Dilema para penjual kembang saat wabah corona (Covid-19) merebak. Harga kembang turun drastis, bahkan sering tidak laku. Bila kembang sudah dipanen dan tidak laku terjual, maka akan busuk. Sebaliknya, apabila kembang tidak dipetik atau dibiarkan, maka berpotensi dimakan ulat.
DENNY SETIAWAN, Karang Intan
Belakangan ini, terutama di sekitar lokasi-lokasi pemakaman penjual kembang tidak seramai biasanya. Terlebih di makam-makam tertentu yang biasanya dipadati kerumunan penziarah. Penutupan tempat-tempat makam ulama besar juga berdampak terhadap penjual kembang.
Dampak wabah virus corona tak hanya dialami penjual kembang. Akan tetapi turut dirasakan mulai pekebun kembang (bunga) seperti melati, pekerja merangkai bunga hingga penjualnya.
Salah satunya dirasakan keluarga Abdul Hamid, warga Desa Sungai Arfat, Kecamatan Karang Intan, Kabupaten Banjar.
Tadinya, sebelum musim corona, keluarganya mampu menjual kembang melati dengan harga Rp3.000 hingga Rp5.000 per cangkir. Nah sekarang, kembang melati hanya mampu terjual antara harga Rp500 sampai dengan Rp1.000 per cangkir. Itu pun kadang-kadang pembeli ngutang dulu.
Semula Pendapatan Rp500.000 per Hari
“Kalau kemarin-kemarin (sebelum wabah virus corona), keluarga saya bisa menjual 100 cangkir perhari dengan harga Rp5.000. Itu artinya, pendapatan mencapai Rp500.000 per hari. Kalau sekarang, boro-boro mendapat Rp500.000, 10 cangkir saja belum tentu laku, itu pun harganya Cuma antara Rp500 sampai Rp1.000 per cangkir,” bebernya.
Ironisnya, kondisi dilematis juga sering dihadapi para pekebun kembang melati.
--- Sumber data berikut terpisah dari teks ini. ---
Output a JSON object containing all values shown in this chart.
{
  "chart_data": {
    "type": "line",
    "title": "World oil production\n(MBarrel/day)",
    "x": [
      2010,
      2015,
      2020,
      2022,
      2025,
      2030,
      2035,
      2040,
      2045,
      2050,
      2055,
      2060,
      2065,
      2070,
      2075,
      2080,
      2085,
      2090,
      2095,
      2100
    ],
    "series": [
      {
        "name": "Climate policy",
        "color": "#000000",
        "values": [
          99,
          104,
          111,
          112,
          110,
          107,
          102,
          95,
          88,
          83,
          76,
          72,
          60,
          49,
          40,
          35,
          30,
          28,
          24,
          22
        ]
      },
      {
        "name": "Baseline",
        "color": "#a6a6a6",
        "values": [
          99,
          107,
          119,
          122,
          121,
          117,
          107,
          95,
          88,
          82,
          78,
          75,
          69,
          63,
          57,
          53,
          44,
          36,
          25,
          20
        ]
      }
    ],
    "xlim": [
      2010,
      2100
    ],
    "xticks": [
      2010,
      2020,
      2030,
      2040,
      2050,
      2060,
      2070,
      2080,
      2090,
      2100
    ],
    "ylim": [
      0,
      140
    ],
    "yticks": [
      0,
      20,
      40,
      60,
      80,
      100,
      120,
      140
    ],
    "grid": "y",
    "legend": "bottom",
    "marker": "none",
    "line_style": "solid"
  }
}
Jika kembang melati dipetik, harga sangat murah, bahkan terkadang tidak laku dijual dan busuk. Sebaliknya, bila kembang melati tidak dipetik, maka akan dimakan ulat.
“Sebelumnya, banyak yang mendapatkan manfaat dari penjual kembang ini. Satu penjual kembang bisa mempekerjakan 10 orang perangkai kembang. Upahnya, satu kulipak (lembaran kulit pisang, red) yang dirangkai dalam satu buah kembang seribu rupiah. Kalau pekerja bisa merangkai 10 sampai 15 kulipak, maka mendapatkan upah sepuluh ribu sampai lima belas ribu. Kalau dijumlah sebulan, kan bisa membayar listrik. Sekarang sudah tidak ada lagi, soalnya kembang yang dijual aja sering tidak laku. Bagaimana mempekerjakan yang lain,” kisahnya.
Oleh sebab itu, sambungnya, jika virus corona ini terus melanda hingga satu bulan ke depan, maka ekonomi masyarakat, terutama para pengasil kembang akan semakin terpuruk. Karena biasanya, 5 hari menjelang bulan Ramadan, batang tanaman melati akan dipangkas. Supaya menjelang lebaran, berbunga lagi dan dipetik untuk dipasarkan.
“Kalau lebaran kan banyak yang beli kembang. Tapi kalau kondisinya seperti ini, seumpama toh kembang banyak dipanen, namun sulit dijual, kan sia-sia juga. Kami hanya berharap mudah-mudahan corona ini cepat berakhir, kemudian tempat-tempat pemakaman, khususnya makam-makam ulama dibuka lagi. Dan penjualan kembang ramai lagi,” tutup Hamid.(*)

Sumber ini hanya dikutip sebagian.